Activity in neural populations related to threshold sensitivity and frequency resolution in the rat auditory brainstem.

摘要

It is difficult to measure the coordinated activity of populations of neurons in the central nervous system. Here, we use immunocytochemical localization of Fos protein, a nuclear transcription factor, as a metric for "sound activation" to examine the populational response in the rat auditory brainstem. Fos protein expression is intimately related to the rate and pattern of neuronal firing.; The first issue addressed is the threshold sensitivity of granule and non-granule neuronal cell types in the cochlear nucleus (CN). Our results show that most CN neuron types can upregulate Fos expression when sound activated, and the number of Fos-expressing neurons is directly related to sound level. The threshold for Fos activation in granule cells is lower than that for non-granule cells. The number of Fos activated granule cells saturates at high sound levels, while the number of Fos activated non-granule cells is a monotonic function.; The second issue addressed is the frequency resolution in the auditory brainstem. Fos expression was used to investigate the separation of neural populations in the dorsal cochlear nucleus (DCN) and the inferior colliculus (IC) activated by alternating tones at two different frequencies. We show that tones a quarter-octave apart will activate a single population of neurons, while tones of one-half octave separation or more will activate largely separate populations of neurons in the IC and the DCN. The width of the bands broadens with increased sound intensities, more rapidly in the DCN than in the IC.; Consequently, the last issue addressed the basis for lateral inhibition in the IC. To study intrinsic ipsilateral connections, small injections of a fluorogold and biotinylated dextran mixture were made into the IC to identify local circuits.
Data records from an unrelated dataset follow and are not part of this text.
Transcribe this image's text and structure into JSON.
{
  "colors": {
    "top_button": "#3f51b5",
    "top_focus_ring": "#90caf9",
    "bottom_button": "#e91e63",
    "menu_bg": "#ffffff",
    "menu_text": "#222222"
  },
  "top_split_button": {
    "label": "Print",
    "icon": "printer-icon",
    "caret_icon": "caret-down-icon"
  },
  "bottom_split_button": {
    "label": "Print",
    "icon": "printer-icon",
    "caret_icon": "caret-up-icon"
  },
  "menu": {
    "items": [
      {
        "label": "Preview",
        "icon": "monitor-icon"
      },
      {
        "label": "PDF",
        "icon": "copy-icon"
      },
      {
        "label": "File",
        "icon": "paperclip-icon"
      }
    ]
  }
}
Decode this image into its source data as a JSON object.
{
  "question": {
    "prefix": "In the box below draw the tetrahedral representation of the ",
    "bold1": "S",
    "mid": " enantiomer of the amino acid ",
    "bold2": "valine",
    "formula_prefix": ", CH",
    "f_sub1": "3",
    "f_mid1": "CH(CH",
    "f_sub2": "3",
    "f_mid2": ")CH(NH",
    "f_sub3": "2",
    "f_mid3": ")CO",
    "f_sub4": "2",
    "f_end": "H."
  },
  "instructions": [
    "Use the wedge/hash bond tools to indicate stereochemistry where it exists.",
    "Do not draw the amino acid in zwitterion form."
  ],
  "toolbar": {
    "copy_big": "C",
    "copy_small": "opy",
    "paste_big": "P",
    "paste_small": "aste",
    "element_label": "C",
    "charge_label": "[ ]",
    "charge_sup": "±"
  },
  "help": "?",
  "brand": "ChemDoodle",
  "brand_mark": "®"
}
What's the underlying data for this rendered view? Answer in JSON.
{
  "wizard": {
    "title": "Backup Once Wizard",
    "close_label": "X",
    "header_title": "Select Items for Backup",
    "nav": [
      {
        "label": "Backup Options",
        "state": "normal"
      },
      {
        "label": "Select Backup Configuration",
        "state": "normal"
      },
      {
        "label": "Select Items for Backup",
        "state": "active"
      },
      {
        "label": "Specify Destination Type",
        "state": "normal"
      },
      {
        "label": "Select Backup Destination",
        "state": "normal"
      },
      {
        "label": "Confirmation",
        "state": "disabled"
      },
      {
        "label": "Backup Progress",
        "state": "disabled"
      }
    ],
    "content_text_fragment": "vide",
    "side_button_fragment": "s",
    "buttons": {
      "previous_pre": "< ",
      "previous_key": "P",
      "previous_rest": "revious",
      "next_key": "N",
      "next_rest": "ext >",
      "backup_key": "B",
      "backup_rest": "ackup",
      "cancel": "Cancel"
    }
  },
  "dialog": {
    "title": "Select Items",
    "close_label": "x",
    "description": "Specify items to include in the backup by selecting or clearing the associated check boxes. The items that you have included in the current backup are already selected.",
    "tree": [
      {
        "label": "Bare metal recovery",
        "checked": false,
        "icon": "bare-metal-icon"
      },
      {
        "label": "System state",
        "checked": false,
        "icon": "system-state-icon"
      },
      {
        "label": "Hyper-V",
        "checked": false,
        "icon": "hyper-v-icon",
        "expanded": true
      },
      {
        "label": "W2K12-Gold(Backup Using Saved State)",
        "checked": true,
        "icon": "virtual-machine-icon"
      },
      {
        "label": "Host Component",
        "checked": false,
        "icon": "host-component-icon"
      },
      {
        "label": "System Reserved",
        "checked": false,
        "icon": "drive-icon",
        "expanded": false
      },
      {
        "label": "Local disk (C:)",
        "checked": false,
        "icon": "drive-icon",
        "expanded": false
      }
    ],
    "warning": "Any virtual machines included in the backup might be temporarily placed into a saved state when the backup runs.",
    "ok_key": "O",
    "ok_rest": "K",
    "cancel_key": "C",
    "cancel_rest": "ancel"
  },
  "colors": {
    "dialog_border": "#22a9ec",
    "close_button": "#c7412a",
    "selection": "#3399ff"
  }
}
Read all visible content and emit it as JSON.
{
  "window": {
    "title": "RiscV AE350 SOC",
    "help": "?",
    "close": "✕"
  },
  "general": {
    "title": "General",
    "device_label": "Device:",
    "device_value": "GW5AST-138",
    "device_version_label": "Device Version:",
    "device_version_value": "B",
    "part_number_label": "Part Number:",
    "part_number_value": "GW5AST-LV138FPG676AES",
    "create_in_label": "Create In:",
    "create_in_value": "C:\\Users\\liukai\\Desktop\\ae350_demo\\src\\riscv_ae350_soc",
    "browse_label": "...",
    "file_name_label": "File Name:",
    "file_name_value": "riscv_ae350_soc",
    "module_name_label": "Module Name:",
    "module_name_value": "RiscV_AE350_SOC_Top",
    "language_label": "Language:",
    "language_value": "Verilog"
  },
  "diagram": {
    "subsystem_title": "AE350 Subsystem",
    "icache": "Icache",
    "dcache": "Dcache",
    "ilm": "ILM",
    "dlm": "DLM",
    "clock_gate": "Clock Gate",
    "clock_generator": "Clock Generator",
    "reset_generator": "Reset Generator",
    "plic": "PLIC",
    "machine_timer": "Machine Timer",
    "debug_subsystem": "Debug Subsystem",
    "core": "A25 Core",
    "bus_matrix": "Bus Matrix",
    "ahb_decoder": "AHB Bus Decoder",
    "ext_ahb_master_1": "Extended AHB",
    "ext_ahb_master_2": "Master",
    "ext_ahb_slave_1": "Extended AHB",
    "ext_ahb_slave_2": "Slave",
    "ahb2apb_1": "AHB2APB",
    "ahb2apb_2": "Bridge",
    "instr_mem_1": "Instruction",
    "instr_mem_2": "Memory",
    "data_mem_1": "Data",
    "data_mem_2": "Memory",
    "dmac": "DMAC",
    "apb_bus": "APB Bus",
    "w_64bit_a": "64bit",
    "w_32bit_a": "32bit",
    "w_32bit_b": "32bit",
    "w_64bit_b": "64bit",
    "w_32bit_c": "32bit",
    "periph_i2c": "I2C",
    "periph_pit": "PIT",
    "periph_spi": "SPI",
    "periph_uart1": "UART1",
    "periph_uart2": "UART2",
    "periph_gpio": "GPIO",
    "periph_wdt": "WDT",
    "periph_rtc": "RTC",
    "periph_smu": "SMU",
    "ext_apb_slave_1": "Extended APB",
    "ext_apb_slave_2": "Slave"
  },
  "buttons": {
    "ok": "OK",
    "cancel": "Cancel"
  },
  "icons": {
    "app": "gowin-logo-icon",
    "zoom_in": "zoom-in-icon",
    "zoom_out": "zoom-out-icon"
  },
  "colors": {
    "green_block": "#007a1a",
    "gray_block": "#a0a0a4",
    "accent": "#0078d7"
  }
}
Immunocytochemistry was then used to identify GABAergic neurons. Similar methods with larger injections identified the commissural projections from the contralateral IC. Our results show that 93% of the ipsilateral local circuits in the IC are non-GABAergic and presumably excitatory. In contrast, 22% of the commisural connections are GABA-positive. Our results suggest that lateral inhibition in the IC may result primarily from inhibitory afferent axons from the lower auditory brainstem or contralateral IC.